A Principled Bayesian Framework for Training Binary and Spiking Neural Networks
James A. Walker, Moein Khajehnejad, Adeel Razi
TL;DR
This work tackles the difficulty of training binary and spiking neural networks with non-differentiable activations by introducing a principled Bayesian framework that uses IW-ST(p) estimators to unify straight-through and continuous-relaxation approaches. Through variational inference and local reparameterisation, the authors instantiate Spiking Bayesian Neural Networks (SBNNs) that incorporate noise and KL regularisation, enabling end-to-end training without normalisation layers or hand-tuned surrogates. They also develop the Analytical Gumbel–Rao (AGR) estimator and a broader IW-ST(p) family to balance bias and variance in deep networks. Empirically, the method achieves state-of-the-art or competitive results on CIFAR-10, DVS Gesture, and SHD, highlighting the practical value of principled Bayesian noise for discrete and temporal neural models.
Abstract
We propose a Bayesian framework for training binary and spiking neural networks that achieves state-of-the-art performance without normalisation layers. Unlike commonly used surrogate gradient methods -- often heuristic and sensitive to hyperparameter choices -- our approach is grounded in a probabilistic model of noisy binary networks, enabling fully end-to-end gradient-based optimisation.
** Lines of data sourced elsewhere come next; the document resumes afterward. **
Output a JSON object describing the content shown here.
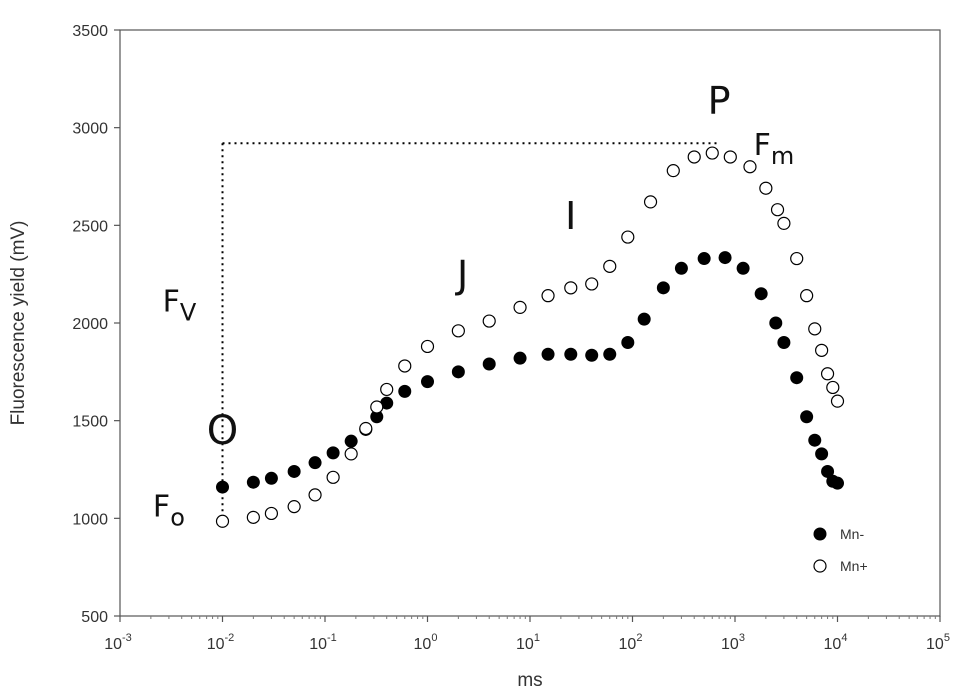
{
  "chart_data": {
    "type": "scatter",
    "title": "",
    "xlabel": "ms",
    "ylabel": "Fluorescence yield (mV)",
    "x_scale": "log",
    "xlim": [
      0.001,
      100000
    ],
    "ylim": [
      500,
      3500
    ],
    "x_ticks": [
      {
        "value": 0.001,
        "base": "10",
        "exp": "-3"
      },
      {
        "value": 0.01,
        "base": "10",
        "exp": "-2"
      },
      {
        "value": 0.1,
        "base": "10",
        "exp": "-1"
      },
      {
        "value": 1,
        "base": "10",
        "exp": "0"
      },
      {
        "value": 10,
        "base": "10",
        "exp": "1"
      },
      {
        "value": 100,
        "base": "10",
        "exp": "2"
      },
      {
        "value": 1000,
        "base": "10",
        "exp": "3"
      },
      {
        "value": 10000,
        "base": "10",
        "exp": "4"
      },
      {
        "value": 100000,
        "base": "10",
        "exp": "5"
      }
    ],
    "y_ticks": [
      500,
      1000,
      1500,
      2000,
      2500,
      3000,
      3500
    ],
    "grid": false,
    "legend_position": "bottom-right",
    "series": [
      {
        "name": "Mn-",
        "marker": "filled-circle",
        "color": "#000000",
        "points": [
          [
            0.01,
            1160
          ],
          [
            0.02,
            1185
          ],
          [
            0.03,
            1205
          ],
          [
            0.05,
            1240
          ],
          [
            0.08,
            1285
          ],
          [
            0.12,
            1335
          ],
          [
            0.18,
            1395
          ],
          [
            0.25,
            1455
          ],
          [
            0.32,
            1520
          ],
          [
            0.4,
            1590
          ],
          [
            0.6,
            1650
          ],
          [
            1,
            1700
          ],
          [
            2,
            1750
          ],
          [
            4,
            1790
          ],
          [
            8,
            1820
          ],
          [
            15,
            1840
          ],
          [
            25,
            1840
          ],
          [
            40,
            1835
          ],
          [
            60,
            1840
          ],
          [
            90,
            1900
          ],
          [
            130,
            2020
          ],
          [
            200,
            2180
          ],
          [
            300,
            2280
          ],
          [
            500,
            2330
          ],
          [
            800,
            2335
          ],
          [
            1200,
            2280
          ],
          [
            1800,
            2150
          ],
          [
            2500,
            2000
          ],
          [
            3000,
            1900
          ],
          [
            4000,
            1720
          ],
          [
            5000,
            1520
          ],
          [
            6000,
            1400
          ],
          [
            7000,
            1330
          ],
          [
            8000,
            1240
          ],
          [
            9000,
            1190
          ],
          [
            10000,
            1180
          ]
        ]
      },
      {
        "name": "Mn+",
        "marker": "open-circle",
        "color": "#000000",
        "points": [
          [
            0.01,
            985
          ],
          [
            0.02,
            1005
          ],
          [
            0.03,
            1025
          ],
          [
            0.05,
            1060
          ],
          [
            0.08,
            1120
          ],
          [
            0.12,
            1210
          ],
          [
            0.18,
            1330
          ],
          [
            0.25,
            1460
          ],
          [
            0.32,
            1570
          ],
          [
            0.4,
            1660
          ],
          [
            0.6,
            1780
          ],
          [
            1,
            1880
          ],
          [
            2,
            1960
          ],
          [
            4,
            2010
          ],
          [
            8,
            2080
          ],
          [
            15,
            2140
          ],
          [
            25,
            2180
          ],
          [
            40,
            2200
          ],
          [
            60,
            2290
          ],
          [
            90,
            2440
          ],
          [
            150,
            2620
          ],
          [
            250,
            2780
          ],
          [
            400,
            2850
          ],
          [
            600,
            2870
          ],
          [
            900,
            2850
          ],
          [
            1400,
            2800
          ],
          [
            2000,
            2690
          ],
          [
            2600,
            2580
          ],
          [
            3000,
            2510
          ],
          [
            4000,
            2330
          ],
          [
            5000,
            2140
          ],
          [
            6000,
            1970
          ],
          [
            7000,
            1860
          ],
          [
            8000,
            1740
          ],
          [
            9000,
            1670
          ],
          [
            10000,
            1600
          ]
        ]
      }
    ],
    "annotations": {
      "O": {
        "text": "O",
        "x": 0.01,
        "y": 1380
      },
      "J": {
        "text": "J",
        "x": 2.2,
        "y": 2180
      },
      "I": {
        "text": "I",
        "x": 25,
        "y": 2480
      },
      "P": {
        "text": "P",
        "x": 700,
        "y": 3070
      },
      "Fo": {
        "text": "F",
        "sub": "o",
        "x": 0.003,
        "y": 1010
      },
      "Fv": {
        "text": "F",
        "sub": "V",
        "x": 0.0038,
        "y": 2060
      },
      "Fm": {
        "text": "F",
        "sub": "m",
        "x": 2400,
        "y": 2860
      }
    },
    "reference_lines": {
      "Fo_level": 985,
      "Fm_level": 2920,
      "x_start": 0.01,
      "x_end": 700
    }
  }
}
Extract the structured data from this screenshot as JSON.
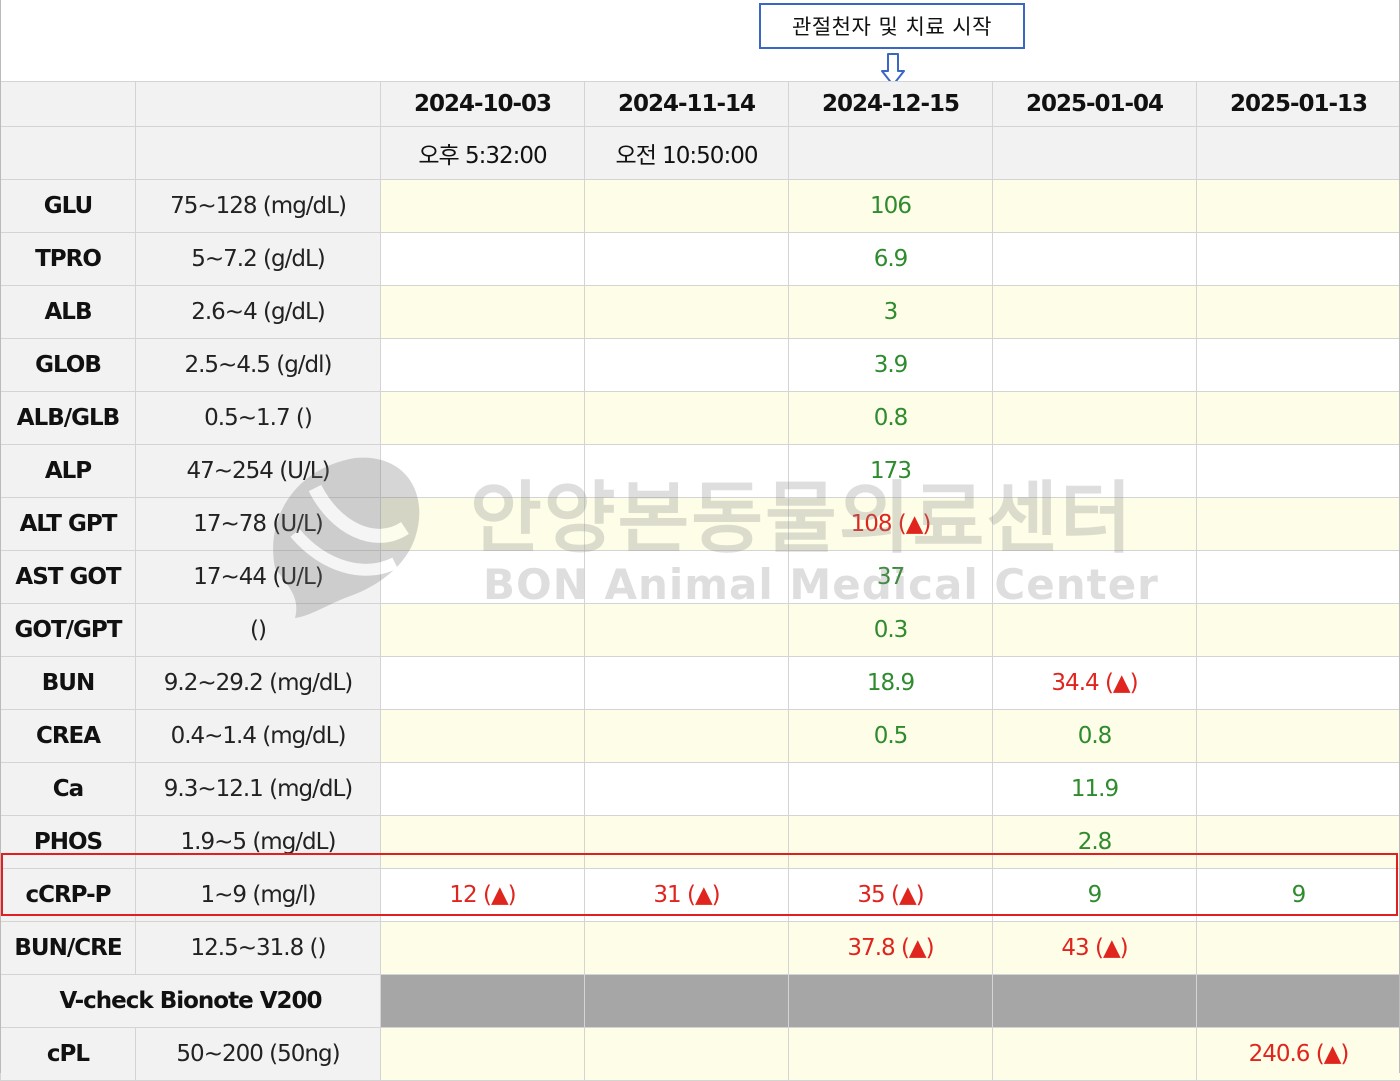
{
  "annotation": {
    "label": "관절천자 및 치료 시작"
  },
  "watermark": {
    "title": "안양본동물의료센터",
    "subtitle": "BON Animal Medical Center"
  },
  "dates": [
    "2024-10-03",
    "2024-11-14",
    "2024-12-15",
    "2025-01-04",
    "2025-01-13"
  ],
  "times": [
    "오후 5:32:00",
    "오전 10:50:00",
    "",
    "",
    ""
  ],
  "colors": {
    "normal": "#2e8b2e",
    "high": "#e0241e",
    "highlight": "#e02020",
    "annotation_border": "#3b66c4"
  },
  "rows": [
    {
      "name": "GLU",
      "ref": "75~128 (mg/dL)",
      "values": [
        "",
        "",
        "106",
        "",
        ""
      ],
      "status": [
        "",
        "",
        "normal",
        "",
        ""
      ]
    },
    {
      "name": "TPRO",
      "ref": "5~7.2 (g/dL)",
      "values": [
        "",
        "",
        "6.9",
        "",
        ""
      ],
      "status": [
        "",
        "",
        "normal",
        "",
        ""
      ]
    },
    {
      "name": "ALB",
      "ref": "2.6~4 (g/dL)",
      "values": [
        "",
        "",
        "3",
        "",
        ""
      ],
      "status": [
        "",
        "",
        "normal",
        "",
        ""
      ]
    },
    {
      "name": "GLOB",
      "ref": "2.5~4.5 (g/dl)",
      "values": [
        "",
        "",
        "3.9",
        "",
        ""
      ],
      "status": [
        "",
        "",
        "normal",
        "",
        ""
      ]
    },
    {
      "name": "ALB/GLB",
      "ref": "0.5~1.7 ()",
      "values": [
        "",
        "",
        "0.8",
        "",
        ""
      ],
      "status": [
        "",
        "",
        "normal",
        "",
        ""
      ]
    },
    {
      "name": "ALP",
      "ref": "47~254 (U/L)",
      "values": [
        "",
        "",
        "173",
        "",
        ""
      ],
      "status": [
        "",
        "",
        "normal",
        "",
        ""
      ]
    },
    {
      "name": "ALT GPT",
      "ref": "17~78 (U/L)",
      "values": [
        "",
        "",
        "108 (▲)",
        "",
        ""
      ],
      "status": [
        "",
        "",
        "high",
        "",
        ""
      ]
    },
    {
      "name": "AST GOT",
      "ref": "17~44 (U/L)",
      "values": [
        "",
        "",
        "37",
        "",
        ""
      ],
      "status": [
        "",
        "",
        "normal",
        "",
        ""
      ]
    },
    {
      "name": "GOT/GPT",
      "ref": "()",
      "values": [
        "",
        "",
        "0.3",
        "",
        ""
      ],
      "status": [
        "",
        "",
        "normal",
        "",
        ""
      ]
    },
    {
      "name": "BUN",
      "ref": "9.2~29.2 (mg/dL)",
      "values": [
        "",
        "",
        "18.9",
        "34.4 (▲)",
        ""
      ],
      "status": [
        "",
        "",
        "normal",
        "high",
        ""
      ]
    },
    {
      "name": "CREA",
      "ref": "0.4~1.4 (mg/dL)",
      "values": [
        "",
        "",
        "0.5",
        "0.8",
        ""
      ],
      "status": [
        "",
        "",
        "normal",
        "normal",
        ""
      ]
    },
    {
      "name": "Ca",
      "ref": "9.3~12.1 (mg/dL)",
      "values": [
        "",
        "",
        "",
        "11.9",
        ""
      ],
      "status": [
        "",
        "",
        "",
        "normal",
        ""
      ]
    },
    {
      "name": "PHOS",
      "ref": "1.9~5 (mg/dL)",
      "values": [
        "",
        "",
        "",
        "2.8",
        ""
      ],
      "status": [
        "",
        "",
        "",
        "normal",
        ""
      ]
    },
    {
      "name": "cCRP-P",
      "ref": "1~9 (mg/l)",
      "values": [
        "12 (▲)",
        "31 (▲)",
        "35 (▲)",
        "9",
        "9"
      ],
      "status": [
        "high",
        "high",
        "high",
        "normal",
        "normal"
      ],
      "highlighted": true
    },
    {
      "name": "BUN/CRE",
      "ref": "12.5~31.8 ()",
      "values": [
        "",
        "",
        "37.8 (▲)",
        "43 (▲)",
        ""
      ],
      "status": [
        "",
        "",
        "high",
        "high",
        ""
      ]
    }
  ],
  "section": {
    "title": "V-check Bionote V200"
  },
  "section_rows": [
    {
      "name": "cPL",
      "ref": "50~200 (50ng)",
      "values": [
        "",
        "",
        "",
        "",
        "240.6 (▲)"
      ],
      "status": [
        "",
        "",
        "",
        "",
        "high"
      ]
    }
  ]
}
We introduce importance-weighted straight-through (IW-ST) estimators, a unified class generalising straight-through and relaxation-based estimators. We characterise the bias-variance trade-off in this family and derive a bias-minimising objective implemented via an auxiliary loss. Building on this, we introduce Spiking Bayesian Neural Networks (SBNNs), a variational inference framework that uses posterior noise to train Binary and Spiking Neural Networks with IW-ST. This Bayesian approach minimises gradient bias, regularises parameters, and introduces dropout-like noise. By linking low-bias conditions, vanishing gradients, and the KL term, we enable training of deep residual networks without normalisation. Experiments on CIFAR-10, DVS Gesture, and SHD show our method matches or exceeds existing approaches without normalisation or hand-tuned gradients.